These examples largely steam from oppression. A since of rebellion that says, ‘I will not be what you tell me to be’.
How we present is often also created as a defense mechanism to help guarantee safety. Safety can mean a lot of different things. For the rich kid it may be safer to act as a poor kid – safer for their psyche, from abusive situations. It’s an escape. That old adage, ‘the tallest nail gets hammered down first,’ is a big reason which presentation exists. They (the adults of yesteryear) will say that you’ll always be safer in a crowd, and presenting as part of a crowd is something most learn to do very early to protect themselves. Blend in and no one will bother you.

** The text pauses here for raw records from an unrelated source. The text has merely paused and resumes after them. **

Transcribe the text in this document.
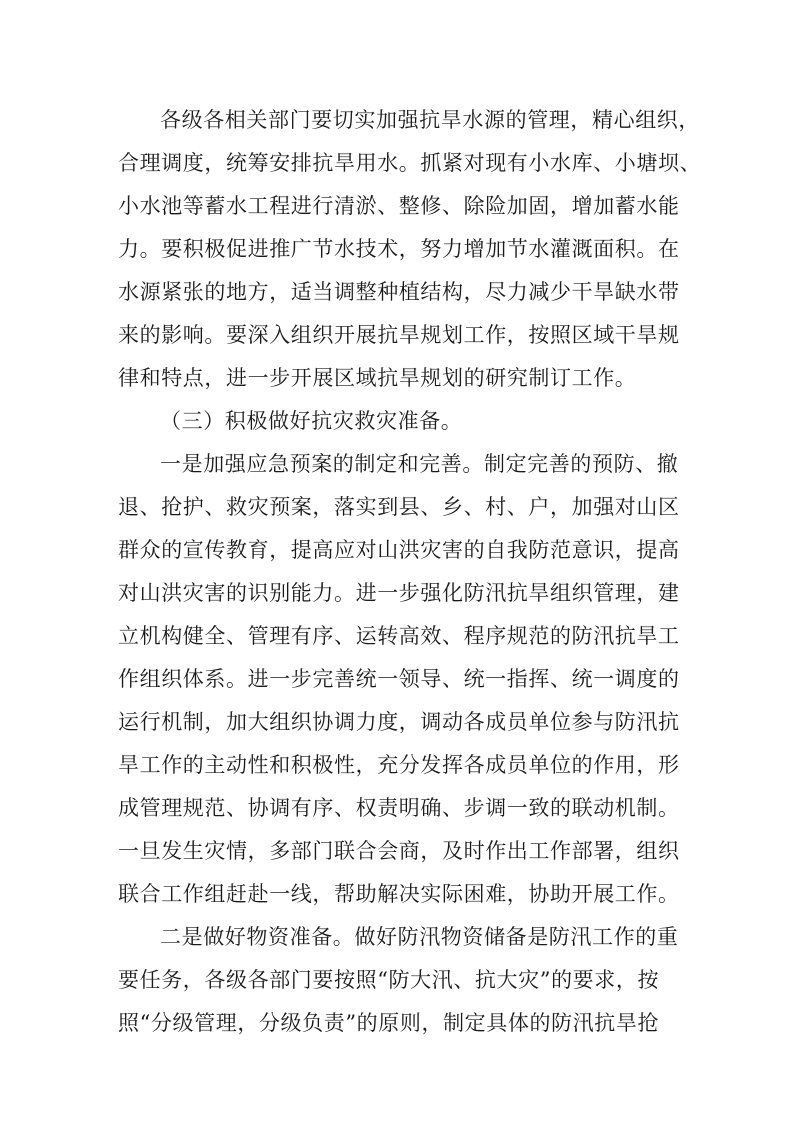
各级各相关部门要切实加强抗旱水源的管理，精心组织，
合理调度，统筹安排抗旱用水。抓紧对现有小水库、小塘坝、
小水池等蓄水工程进行清淤、整修、除险加固，增加蓄水能
力。要积极促进推广节水技术，努力增加节水灌溉面积。在
水源紧张的地方，适当调整种植结构，尽力减少干旱缺水带
来的影响。要深入组织开展抗旱规划工作，按照区域干旱规
律和特点，进一步开展区域抗旱规划的研究制订工作。
（三）积极做好抗灾救灾准备。
一是加强应急预案的制定和完善。制定完善的预防、撤
退、抢护、救灾预案，落实到县、乡、村、户，加强对山区
群众的宣传教育，提高应对山洪灾害的自我防范意识，提高
对山洪灾害的识别能力。进一步强化防汛抗旱组织管理，建
立机构健全、管理有序、运转高效、程序规范的防汛抗旱工
作组织体系。进一步完善统一领导、统一指挥、统一调度的
运行机制，加大组织协调力度，调动各成员单位参与防汛抗
旱工作的主动性和积极性，充分发挥各成员单位的作用，形
成管理规范、协调有序、权责明确、步调一致的联动机制。
一旦发生灾情，多部门联合会商，及时作出工作部署，组织
联合工作组赶赴一线，帮助解决实际困难，协助开展工作。
二是做好物资准备。做好防汛物资储备是防汛工作的重
要任务，各级各部门要按照“防大汛、抗大灾”的要求，按
照“分级管理，分级负责”的原则，制定具体的防汛抗旱抢
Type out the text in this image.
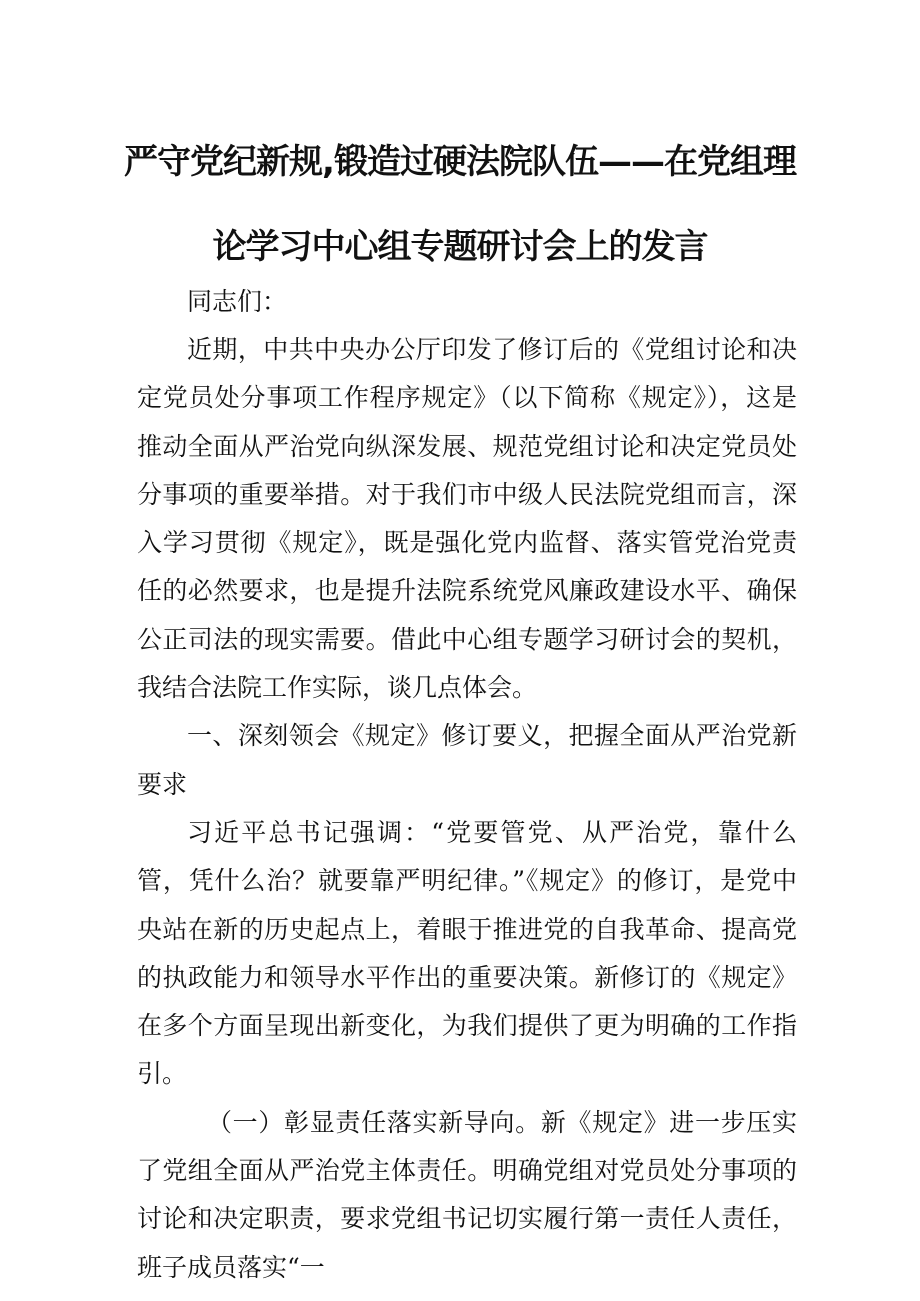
严守党纪新规,锻造过硬法院队伍——在党组理
论学习中心组专题研讨会上的发言

同志们：

近期，中共中央办公厅印发了修订后的《党组讨论和决定党员处分事项工作程序规定》（以下简称《规定》），这是推动全面从严治党向纵深发展、规范党组讨论和决定党员处分事项的重要举措。对于我们市中级人民法院党组而言，深入学习贯彻《规定》，既是强化党内监督、落实管党治党责任的必然要求，也是提升法院系统党风廉政建设水平、确保公正司法的现实需要。借此中心组专题学习研讨会的契机，我结合法院工作实际，谈几点体会。

一、深刻领会《规定》修订要义，把握全面从严治党新要求

习近平总书记强调：“党要管党、从严治党，靠什么管，凭什么治？就要靠严明纪律。”《规定》的修订，是党中央站在新的历史起点上，着眼于推进党的自我革命、提高党的执政能力和领导水平作出的重要决策。新修订的《规定》在多个方面呈现出新变化，为我们提供了更为明确的工作指引。

（一）彰显责任落实新导向。新《规定》进一步压实了党组全面从严治党主体责任。明确党组对党员处分事项的讨论和决定职责，要求党组书记切实履行第一责任人责任，班子成员落实“一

Consider the statement: Dress for the job you want.
I find this one interesting because it both is and is not true. When we look in the mirror and we decide we want to be something we begin, subconsciously, to make ourselves into that thing. We choose a role, or a goal, and we start micro-altering ourselves to be that thing. It’s an interesting process. When I was 15 I wanted desperately to be liked, to have friends. But more importantly, I want to be noticed. I felt so invisible. I choose characters from shows and I started to build a character for myself. Truthfully, I didn’t really know what that meant. I was dressing to be noticed, and I was noticed… as a goth. I was noticed as someone to be aware of because I was fucked up and might be dangerous. That wasn’t what I wanted… not really. I wanted to be liked, seen. I just couldn’t figure out a better way to do it than to be extreme. I presented as extreme. In many ways it worked wonders. I made friends. And to a degree, part of my depression came out in a healthy way. That needed to be presented as well. But I also acquired bad attention. I didn’t present something good, per say. I dressed for the job I wanted, except I didn’t really know what that job was. I got the job, and something else as well. That’s what I mean by, ‘it both does and does not work’. Yes, it worked, but I wasn’t looking closely enough at what I really wanted, what the job actually was. Looking back, should I have chosen a different character? Maybe. It would have been a different life. I would have attracted different attention. Better attention? Hard to say. I should have considered what the real world thinks of people. TV shows and movies, characters, they aren’t real people. The way people respond is not formatted.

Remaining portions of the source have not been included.